Note: everything written here is my opinion alone, not that of the deWeb Team or anyone else.
In light of Elon Musk’s twitter takeover, many users are switching to an alternative platform: Mastodon. This is quite fascinating to see — it looks like people are slowly building up distaste towards the monopoly. Distaste with Web2 platforms always makes me more bullish on BBS.
What is Mastodon?
Mastodon is a distributed social network. Imagine every subreddit was hosted independently on a server. All the servers together are called the fediversre. That’s basically what it is, except the UI is more similar to the twitter model than reddit. Mastodon claims to be decentralised. I don’t buy it. Sure, all the communities are controlled by different servers. But users are still at the whim of whoever controls those servers.

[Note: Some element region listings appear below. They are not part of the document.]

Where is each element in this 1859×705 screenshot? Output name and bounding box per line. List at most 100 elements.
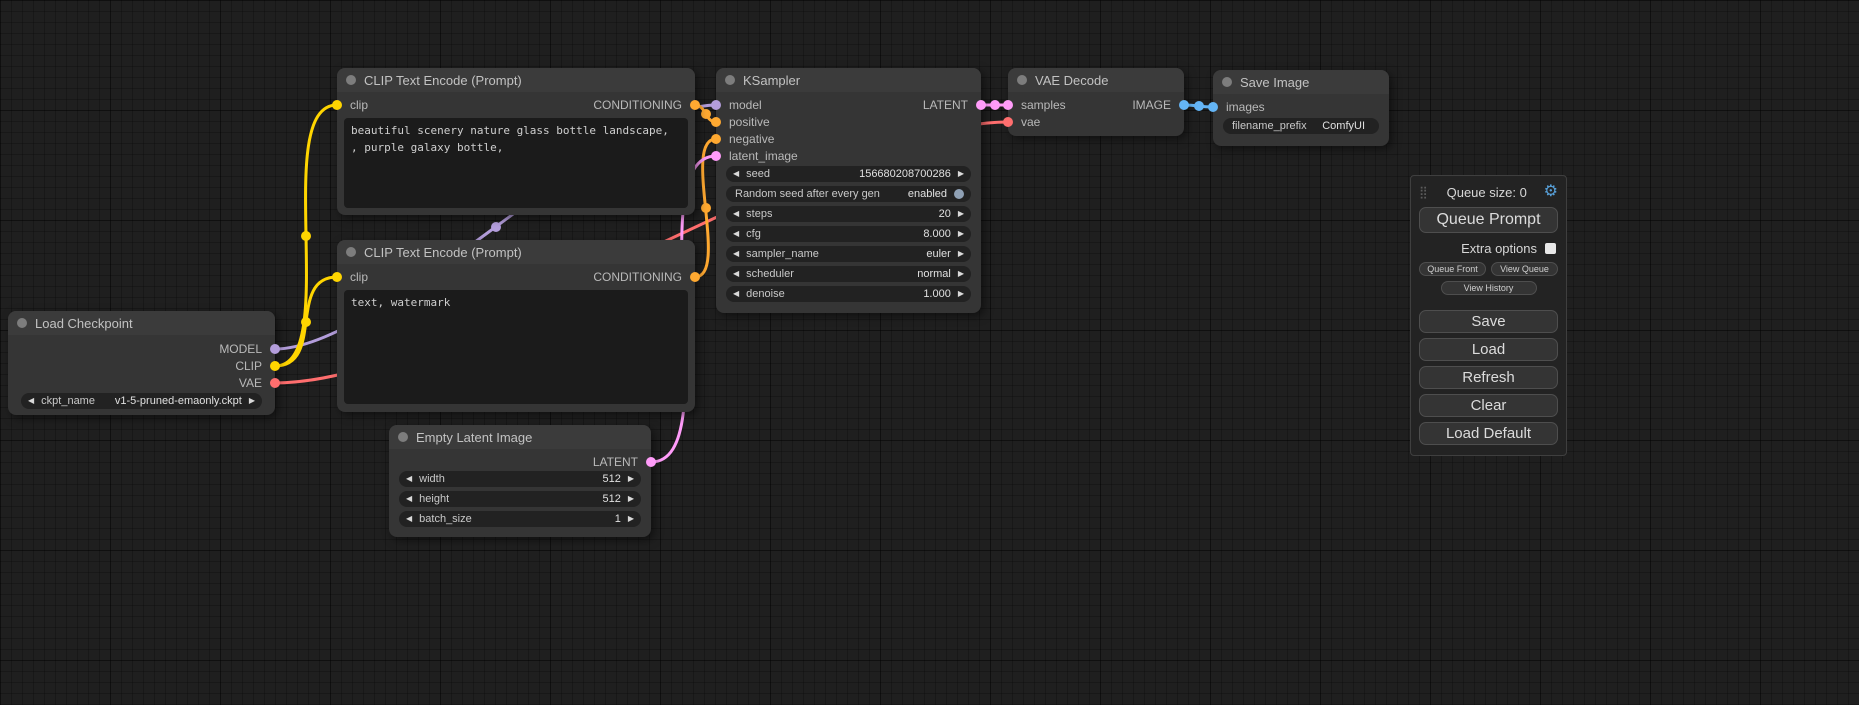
output-port-clip[interactable] [270, 361, 280, 371]
port-row: latent_image [716, 147, 981, 164]
seed-control-widget[interactable]: Random seed after every gen enabled [726, 186, 971, 202]
input-label-clip: clip [350, 270, 368, 284]
extra-options-checkbox[interactable] [1545, 243, 1556, 254]
prompt-textarea[interactable]: beautiful scenery nature glass bottle la… [344, 118, 688, 208]
input-port-clip[interactable] [332, 272, 342, 282]
input-port-positive[interactable] [711, 117, 721, 127]
queue-front-button[interactable]: Queue Front [1419, 262, 1486, 276]
drag-handle-icon[interactable]: ⣿ [1419, 185, 1428, 199]
load-default-button[interactable]: Load Default [1419, 422, 1558, 445]
decrement-arrow[interactable]: ◀ [28, 397, 34, 405]
increment-arrow[interactable]: ▶ [628, 475, 634, 483]
input-label-model: model [729, 98, 762, 112]
increment-arrow[interactable]: ▶ [958, 170, 964, 178]
input-port-images[interactable] [1208, 102, 1218, 112]
node-graph-canvas[interactable]: Load Checkpoint MODEL CLIP VAE ◀ ckpt_na… [0, 0, 1859, 705]
seed-widget[interactable]: ◀ seed 156680208700286 ▶ [726, 166, 971, 182]
output-port-image[interactable] [1179, 100, 1189, 110]
output-port-latent[interactable] [976, 100, 986, 110]
output-port-vae[interactable] [270, 378, 280, 388]
decrement-arrow[interactable]: ◀ [406, 495, 412, 503]
load-button[interactable]: Load [1419, 338, 1558, 361]
toggle-dot[interactable] [954, 189, 964, 199]
batch-size-widget[interactable]: ◀ batch_size 1 ▶ [399, 511, 641, 527]
node-status-dot [398, 432, 408, 442]
node-title-bar[interactable]: CLIP Text Encode (Prompt) [337, 68, 695, 92]
wire-clip-negative [275, 277, 337, 366]
output-port-conditioning[interactable] [690, 272, 700, 282]
port-row: clip CONDITIONING [337, 268, 695, 286]
increment-arrow[interactable]: ▶ [249, 397, 255, 405]
increment-arrow[interactable]: ▶ [628, 515, 634, 523]
cfg-widget[interactable]: ◀ cfg 8.000 ▶ [726, 226, 971, 242]
clear-button[interactable]: Clear [1419, 394, 1558, 417]
output-port-latent[interactable] [646, 457, 656, 467]
decrement-arrow[interactable]: ◀ [733, 170, 739, 178]
sampler-name-widget[interactable]: ◀ sampler_name euler ▶ [726, 246, 971, 262]
node-title: Save Image [1240, 75, 1309, 90]
widget-value: 8.000 [923, 228, 951, 240]
height-widget[interactable]: ◀ height 512 ▶ [399, 491, 641, 507]
widget-label: scheduler [746, 268, 794, 280]
node-vae-decode[interactable]: VAE Decode samples IMAGE vae [1008, 68, 1184, 136]
decrement-arrow[interactable]: ◀ [406, 475, 412, 483]
increment-arrow[interactable]: ▶ [958, 270, 964, 278]
wire-midpoint-dot [701, 203, 711, 213]
increment-arrow[interactable]: ▶ [958, 230, 964, 238]
widget-label: batch_size [419, 513, 472, 525]
port-row: vae [1008, 113, 1184, 130]
view-queue-button[interactable]: View Queue [1491, 262, 1558, 276]
input-port-latent-image[interactable] [711, 151, 721, 161]
width-widget[interactable]: ◀ width 512 ▶ [399, 471, 641, 487]
denoise-widget[interactable]: ◀ denoise 1.000 ▶ [726, 286, 971, 302]
refresh-button[interactable]: Refresh [1419, 366, 1558, 389]
increment-arrow[interactable]: ▶ [958, 290, 964, 298]
increment-arrow[interactable]: ▶ [628, 495, 634, 503]
input-port-negative[interactable] [711, 134, 721, 144]
output-label-clip: CLIP [235, 359, 262, 373]
input-label-vae: vae [1021, 115, 1040, 129]
node-empty-latent-image[interactable]: Empty Latent Image LATENT ◀ width 512 ▶ … [389, 425, 651, 537]
input-port-samples[interactable] [1003, 100, 1013, 110]
steps-widget[interactable]: ◀ steps 20 ▶ [726, 206, 971, 222]
decrement-arrow[interactable]: ◀ [406, 515, 412, 523]
wire-midpoint-dot [301, 317, 311, 327]
extra-options-label: Extra options [1461, 241, 1537, 256]
decrement-arrow[interactable]: ◀ [733, 250, 739, 258]
node-title-bar[interactable]: Empty Latent Image [389, 425, 651, 449]
wire-midpoint-dot [1194, 101, 1204, 111]
decrement-arrow[interactable]: ◀ [733, 290, 739, 298]
output-label-image: IMAGE [1132, 98, 1171, 112]
node-title-bar[interactable]: KSampler [716, 68, 981, 92]
widget-value: 20 [939, 208, 951, 220]
input-port-clip[interactable] [332, 100, 342, 110]
widget-label: steps [746, 208, 772, 220]
queue-panel: ⣿ Queue size: 0 ⚙ Queue Prompt Extra opt… [1410, 175, 1567, 456]
node-ksampler[interactable]: KSampler model LATENT positive negative … [716, 68, 981, 313]
node-title-bar[interactable]: Load Checkpoint [8, 311, 275, 335]
queue-prompt-button[interactable]: Queue Prompt [1419, 207, 1558, 233]
increment-arrow[interactable]: ▶ [958, 210, 964, 218]
save-button[interactable]: Save [1419, 310, 1558, 333]
node-load-checkpoint[interactable]: Load Checkpoint MODEL CLIP VAE ◀ ckpt_na… [8, 311, 275, 415]
node-title-bar[interactable]: CLIP Text Encode (Prompt) [337, 240, 695, 264]
ckpt-name-widget[interactable]: ◀ ckpt_name v1-5-pruned-emaonly.ckpt ▶ [21, 393, 262, 409]
filename-prefix-widget[interactable]: filename_prefix ComfyUI [1223, 118, 1379, 134]
node-save-image[interactable]: Save Image images filename_prefix ComfyU… [1213, 70, 1389, 146]
scheduler-widget[interactable]: ◀ scheduler normal ▶ [726, 266, 971, 282]
node-title-bar[interactable]: Save Image [1213, 70, 1389, 94]
output-port-conditioning[interactable] [690, 100, 700, 110]
input-port-vae[interactable] [1003, 117, 1013, 127]
decrement-arrow[interactable]: ◀ [733, 270, 739, 278]
input-port-model[interactable] [711, 100, 721, 110]
decrement-arrow[interactable]: ◀ [733, 230, 739, 238]
prompt-textarea[interactable]: text, watermark [344, 290, 688, 404]
node-clip-text-encode-negative[interactable]: CLIP Text Encode (Prompt) clip CONDITION… [337, 240, 695, 412]
node-title-bar[interactable]: VAE Decode [1008, 68, 1184, 92]
output-port-model[interactable] [270, 344, 280, 354]
increment-arrow[interactable]: ▶ [958, 250, 964, 258]
node-clip-text-encode-positive[interactable]: CLIP Text Encode (Prompt) clip CONDITION… [337, 68, 695, 215]
settings-gear-icon[interactable]: ⚙ [1544, 184, 1558, 200]
decrement-arrow[interactable]: ◀ [733, 210, 739, 218]
view-history-button[interactable]: View History [1441, 281, 1537, 295]
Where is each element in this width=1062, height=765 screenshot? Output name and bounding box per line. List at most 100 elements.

Also — there’s nothing that prevents the majority of servers to be controlled by one party. BBS is very different in this sense — and far more decentralised.
BBS
The core difference between BBS and Mastodon is that BBS uses a public database. This is crucial. BBS uses blockchain technology to create an immutable public database that no one controls. Mastodon makes no use of blockchain technology. It's just a lot of different servers -- but you are at a specific server's whim.
Why can't BBS be centralised?
Mastodon's ideal model is decentralised, but there isn't any incentive structure that prohibits the majority of Mastodon servers to be controlled by one party. This would centralise the Network, as discussed.

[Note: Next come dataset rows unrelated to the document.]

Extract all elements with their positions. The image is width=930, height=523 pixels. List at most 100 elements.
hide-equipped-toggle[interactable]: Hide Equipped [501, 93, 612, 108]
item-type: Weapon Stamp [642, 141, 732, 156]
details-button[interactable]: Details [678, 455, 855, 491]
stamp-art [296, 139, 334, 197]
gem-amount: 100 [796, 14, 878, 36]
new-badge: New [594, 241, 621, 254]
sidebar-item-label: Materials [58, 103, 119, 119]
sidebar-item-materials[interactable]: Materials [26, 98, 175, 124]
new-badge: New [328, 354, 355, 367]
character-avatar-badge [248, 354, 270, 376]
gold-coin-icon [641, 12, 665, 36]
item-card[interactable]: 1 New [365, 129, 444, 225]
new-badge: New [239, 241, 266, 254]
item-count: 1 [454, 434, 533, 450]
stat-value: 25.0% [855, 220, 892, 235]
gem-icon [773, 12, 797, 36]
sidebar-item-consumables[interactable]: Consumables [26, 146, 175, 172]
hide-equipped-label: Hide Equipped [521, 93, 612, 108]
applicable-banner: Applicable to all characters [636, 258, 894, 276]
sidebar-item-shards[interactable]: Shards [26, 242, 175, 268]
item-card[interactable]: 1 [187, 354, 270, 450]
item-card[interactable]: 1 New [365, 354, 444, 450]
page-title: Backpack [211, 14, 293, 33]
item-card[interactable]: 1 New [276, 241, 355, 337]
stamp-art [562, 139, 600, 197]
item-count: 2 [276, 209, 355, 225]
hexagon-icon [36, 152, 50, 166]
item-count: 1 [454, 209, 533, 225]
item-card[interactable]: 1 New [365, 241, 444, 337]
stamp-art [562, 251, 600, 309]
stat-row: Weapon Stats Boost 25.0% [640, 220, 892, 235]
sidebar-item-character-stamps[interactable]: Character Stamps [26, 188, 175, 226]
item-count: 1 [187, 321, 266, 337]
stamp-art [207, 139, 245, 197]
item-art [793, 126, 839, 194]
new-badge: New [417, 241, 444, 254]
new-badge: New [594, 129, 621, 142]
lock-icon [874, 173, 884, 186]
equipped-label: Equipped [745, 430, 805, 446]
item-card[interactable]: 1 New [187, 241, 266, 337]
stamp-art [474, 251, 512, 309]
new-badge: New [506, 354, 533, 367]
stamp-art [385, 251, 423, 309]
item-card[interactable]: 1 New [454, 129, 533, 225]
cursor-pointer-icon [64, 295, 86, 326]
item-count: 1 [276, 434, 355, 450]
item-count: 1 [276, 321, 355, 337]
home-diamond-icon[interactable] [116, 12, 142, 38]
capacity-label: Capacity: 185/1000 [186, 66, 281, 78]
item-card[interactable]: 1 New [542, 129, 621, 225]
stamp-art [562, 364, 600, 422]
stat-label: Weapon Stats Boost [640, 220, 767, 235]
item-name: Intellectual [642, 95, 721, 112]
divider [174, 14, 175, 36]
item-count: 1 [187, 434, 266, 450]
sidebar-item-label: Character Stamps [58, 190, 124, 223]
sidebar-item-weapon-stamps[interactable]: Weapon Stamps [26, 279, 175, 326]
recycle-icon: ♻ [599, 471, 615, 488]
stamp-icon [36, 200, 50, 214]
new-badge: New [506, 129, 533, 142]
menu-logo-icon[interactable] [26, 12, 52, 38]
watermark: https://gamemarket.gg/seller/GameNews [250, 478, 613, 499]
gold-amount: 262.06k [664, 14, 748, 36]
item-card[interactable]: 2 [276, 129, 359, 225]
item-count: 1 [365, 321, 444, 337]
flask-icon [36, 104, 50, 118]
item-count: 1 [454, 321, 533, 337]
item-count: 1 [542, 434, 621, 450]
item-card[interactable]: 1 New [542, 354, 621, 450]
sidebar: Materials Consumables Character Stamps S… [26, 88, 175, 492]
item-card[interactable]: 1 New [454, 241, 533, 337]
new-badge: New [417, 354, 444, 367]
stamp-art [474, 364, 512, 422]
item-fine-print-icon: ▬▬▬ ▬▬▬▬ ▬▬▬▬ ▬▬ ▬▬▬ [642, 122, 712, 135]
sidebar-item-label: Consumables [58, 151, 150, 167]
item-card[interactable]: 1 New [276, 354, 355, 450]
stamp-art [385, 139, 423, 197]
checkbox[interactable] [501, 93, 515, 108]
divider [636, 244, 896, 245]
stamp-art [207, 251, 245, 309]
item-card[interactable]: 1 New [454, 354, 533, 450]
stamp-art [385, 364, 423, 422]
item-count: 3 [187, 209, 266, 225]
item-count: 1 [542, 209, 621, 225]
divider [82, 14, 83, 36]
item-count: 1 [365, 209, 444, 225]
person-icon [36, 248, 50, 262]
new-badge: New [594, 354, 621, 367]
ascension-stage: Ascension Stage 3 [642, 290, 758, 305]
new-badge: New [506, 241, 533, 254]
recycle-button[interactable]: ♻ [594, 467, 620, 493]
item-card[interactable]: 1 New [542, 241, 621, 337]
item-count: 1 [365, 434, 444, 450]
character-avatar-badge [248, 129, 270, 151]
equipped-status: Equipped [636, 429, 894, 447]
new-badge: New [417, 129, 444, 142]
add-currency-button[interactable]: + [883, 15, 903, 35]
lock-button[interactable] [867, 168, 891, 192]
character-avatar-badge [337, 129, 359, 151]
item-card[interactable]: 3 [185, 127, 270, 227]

BBS is very different. By design, it cannot be controlled by one party. The EOS blockchain records all BBS posts. The only way someone could attack the EOS network in order to centralise BBS content would be to own a majority stake. That would cost over $374,000,000. And even then, the incentive structure works so that if the attacker would simply be honest, they would be rewarded with tokens. It is extremely difficult for someone to centralise the EOS blockchain. And that's the only way you could centralise BBS's public database.
Conclusion
Decentralisation is becoming a buzzword. With respect, the way I see it, Mastodon is yet another project that claims to be decentralised but isn't. Like most social media alternatives, it's also a bit of a political echo chamber -- you could call it the Rumble of the Left (Rumble is a YouTube alternative with many right-wingers).
At the end of the day, whilst it's an improvement on the twitter model, someone else still controls your posts, and can delete them forever. Someone could pretty easily centralise the system by having control over the majority of servers, which might even be the case now. I'd need to look at the data.
Any form of truly de-monopolised social media will have to use blockchains, in my opinion. Indeed, BBS does. You'd have to behave completely irrationally to try and centralise the BBS Network, by attacking the EOS blockchain. And even then, your chances of success are slim.
I think people are looking for alternatives to proprietary social media. The monopoly will not last for ever.
Web3 is coming. And BBS is coming back to the future with it.